Teaching

As a Teaching Fellow in the English department at the University of North Carolina at Chapel Hill, I teach courses in rhetoric & composition, literature, film, and the medical humanities. I am committed to a rigorous, inclusive, and anti-racist pedagogy–an approach to studying literature and history that grapples with complex texts by drawing on the insights of a diverse and vibrant community. With the help of exceptional students and supportive peers and mentors, I’ve been fortunate to be recognized with three teaching awards, including the most prestigious honor available to graduate students, the Tanner Award for Excellence in Undergraduate Teaching (2018)


ENGL 144: Popular Genres

My ENGL 144: Popular Genres class follows four genres (horror, fantasy, detective fiction, and science fiction) from the nineteenth century to now. The course covers short stories, poetry, novels, films, and comics as students examine (and enjoy!) popular genres. We consider aesthetic form, historical context, philosophical conundrums, and socio-political issues of class, gender, race, and ideology. Most broadly, students use this class to scrutinize the putative distinctions that are said to separate popular and genre fiction from literary fiction.


ENGL 128: Major American Authors

My ENGL 128: Major American Authors class focuses on major American authors of the 19th century, spanning approximately 1830 to 1905. By reading poetry, essays, short stories, memoirs, and novels, students engage with over a dozen prominent voices from a range of moments, genres, and perspectives. By the end of this course, students gain a nuanced understanding of common styles, themes, anxieties, and affiliations that characterize the work of important American writers leading up to the twentieth century. Students will also draw on this knowledge to craft complex and original arguments based on the primary material and relevant scholarship.

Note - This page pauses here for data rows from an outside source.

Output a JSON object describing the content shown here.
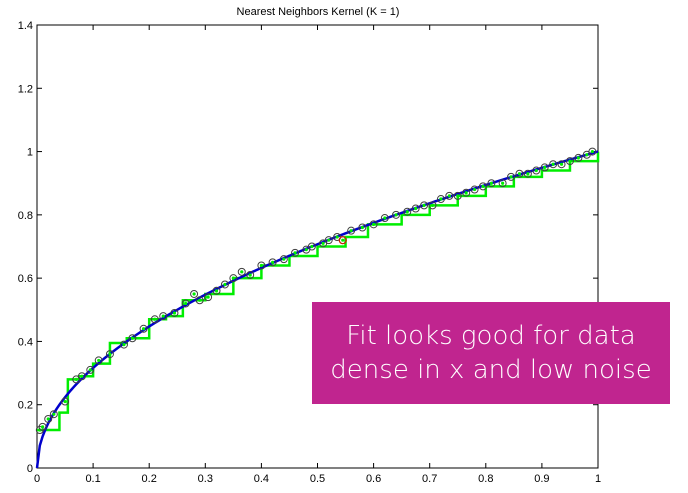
{
  "chart_data": {
    "type": "scatter",
    "title": "Nearest Neighbors Kernel (K = 1)",
    "xlabel": "",
    "ylabel": "",
    "xlim": [
      0,
      1
    ],
    "ylim": [
      0,
      1.4
    ],
    "x_ticks": [
      "0",
      "0.1",
      "0.2",
      "0.3",
      "0.4",
      "0.5",
      "0.6",
      "0.7",
      "0.8",
      "0.9",
      "1"
    ],
    "y_ticks": [
      "0",
      "0.2",
      "0.4",
      "0.6",
      "0.8",
      "1",
      "1.2",
      "1.4"
    ],
    "grid": false,
    "series": [
      {
        "role": "true function",
        "style": "line",
        "color": "#0000cc",
        "function": "sqrt(x)",
        "x": [
          0,
          0.0025,
          0.01,
          0.02,
          0.04,
          0.06,
          0.1,
          0.15,
          0.2,
          0.3,
          0.4,
          0.5,
          0.6,
          0.7,
          0.8,
          0.9,
          1.0
        ],
        "y": [
          0,
          0.05,
          0.1,
          0.141,
          0.2,
          0.245,
          0.316,
          0.387,
          0.447,
          0.548,
          0.632,
          0.707,
          0.775,
          0.837,
          0.894,
          0.949,
          1.0
        ]
      },
      {
        "role": "data points",
        "style": "circle-markers",
        "color": "#404040",
        "x": [
          0.005,
          0.01,
          0.02,
          0.03,
          0.05,
          0.07,
          0.08,
          0.095,
          0.11,
          0.13,
          0.155,
          0.17,
          0.19,
          0.21,
          0.225,
          0.245,
          0.265,
          0.28,
          0.29,
          0.305,
          0.32,
          0.335,
          0.35,
          0.365,
          0.38,
          0.4,
          0.42,
          0.44,
          0.46,
          0.48,
          0.49,
          0.51,
          0.52,
          0.535,
          0.545,
          0.56,
          0.58,
          0.6,
          0.62,
          0.64,
          0.66,
          0.675,
          0.69,
          0.705,
          0.72,
          0.735,
          0.75,
          0.765,
          0.78,
          0.795,
          0.81,
          0.83,
          0.845,
          0.86,
          0.875,
          0.89,
          0.905,
          0.92,
          0.935,
          0.95,
          0.965,
          0.98,
          0.99
        ],
        "y": [
          0.12,
          0.13,
          0.155,
          0.17,
          0.21,
          0.28,
          0.29,
          0.31,
          0.34,
          0.36,
          0.39,
          0.41,
          0.44,
          0.47,
          0.48,
          0.49,
          0.52,
          0.55,
          0.53,
          0.54,
          0.56,
          0.58,
          0.6,
          0.62,
          0.61,
          0.64,
          0.65,
          0.66,
          0.68,
          0.69,
          0.7,
          0.71,
          0.72,
          0.73,
          0.72,
          0.75,
          0.76,
          0.77,
          0.79,
          0.8,
          0.81,
          0.82,
          0.83,
          0.83,
          0.85,
          0.86,
          0.86,
          0.87,
          0.88,
          0.89,
          0.9,
          0.9,
          0.92,
          0.93,
          0.93,
          0.94,
          0.95,
          0.96,
          0.96,
          0.97,
          0.98,
          0.99,
          1.0
        ]
      },
      {
        "role": "nearest neighbor fit",
        "style": "step",
        "color": "#00ee00",
        "x": [
          0.0,
          0.04,
          0.055,
          0.075,
          0.1,
          0.13,
          0.16,
          0.2,
          0.23,
          0.26,
          0.3,
          0.35,
          0.4,
          0.45,
          0.5,
          0.55,
          0.59,
          0.65,
          0.7,
          0.75,
          0.8,
          0.85,
          0.9,
          0.95,
          1.0
        ],
        "y": [
          0.12,
          0.175,
          0.28,
          0.29,
          0.33,
          0.395,
          0.41,
          0.47,
          0.48,
          0.53,
          0.55,
          0.6,
          0.64,
          0.67,
          0.7,
          0.73,
          0.77,
          0.8,
          0.83,
          0.86,
          0.89,
          0.92,
          0.94,
          0.97,
          1.0
        ]
      }
    ],
    "annotations": [
      {
        "x": 0.545,
        "y": 0.72,
        "marker": "circle",
        "color": "#cc2200"
      }
    ]
  },
  "callout": {
    "line1": "Fit looks good for data",
    "line2": "dense in x and low noise",
    "background": "#c0258f"
  },
  "colors": {
    "true_function": "#0000cc",
    "fit": "#00ee00",
    "points": "#404040",
    "highlight": "#cc2200"
  }
}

While analyzing the issues raised by the texts themselves, this class also critically examines what it means to be “major” in the first place, and also what it means to be “American.” What is the history that has produced this particular canon of writers? Is a text’s value derived from being timely or from being timeless? Is it more important to capture a given cultural zeitgeist or to challenge the prevailing cultural norms? Is aesthetic refinement or entertainment value a better indicator of whether a text endures in cultural memory? These and other questions emerge as the class grapples with issues of selection, inclusion, legacy, and identity.


ENGL 268: Literature, Medicine, & Culture

Additionally, I served as a Teaching Assistant for ENGL 268: Literature, Medicine, and Culture. This interdisciplinary medical humanities course focuses on a conceptual chiasmus: the medicalization of culture and the acculturation of medicine. Students work across a range of texts to consider the history of medicine, medical ethics, narrative medicine, and medical anthropology.


ENGL 105: Writing Across the Disciplines

Musée des arts et métiers, Paris. Machine à écrire portable Corona, 1920.

Most frequently, I teach the university’s introductory course in composition & rhetoric, ENGL 105: Writing Across the Disciplines. This workshop class teaches students to research, write, persuade, and analyze–in short, to argue. Through a series of projects spanning written, oral, and digital communication, the class hones understanding and command of three disciplinary fields: the natural sciences, the social sciences, and the humanities. 


Graduate Research Consultant

Apart from my classroom teaching, I have served as a Graduate Research Assistant for several courses: CMPL 142: Visual Culture, ENGL 344: Literature of the American West, and ENGL 261: Intro to Literary Criticism. As a GRC, I work with students one-on-one to develop and refine research projects.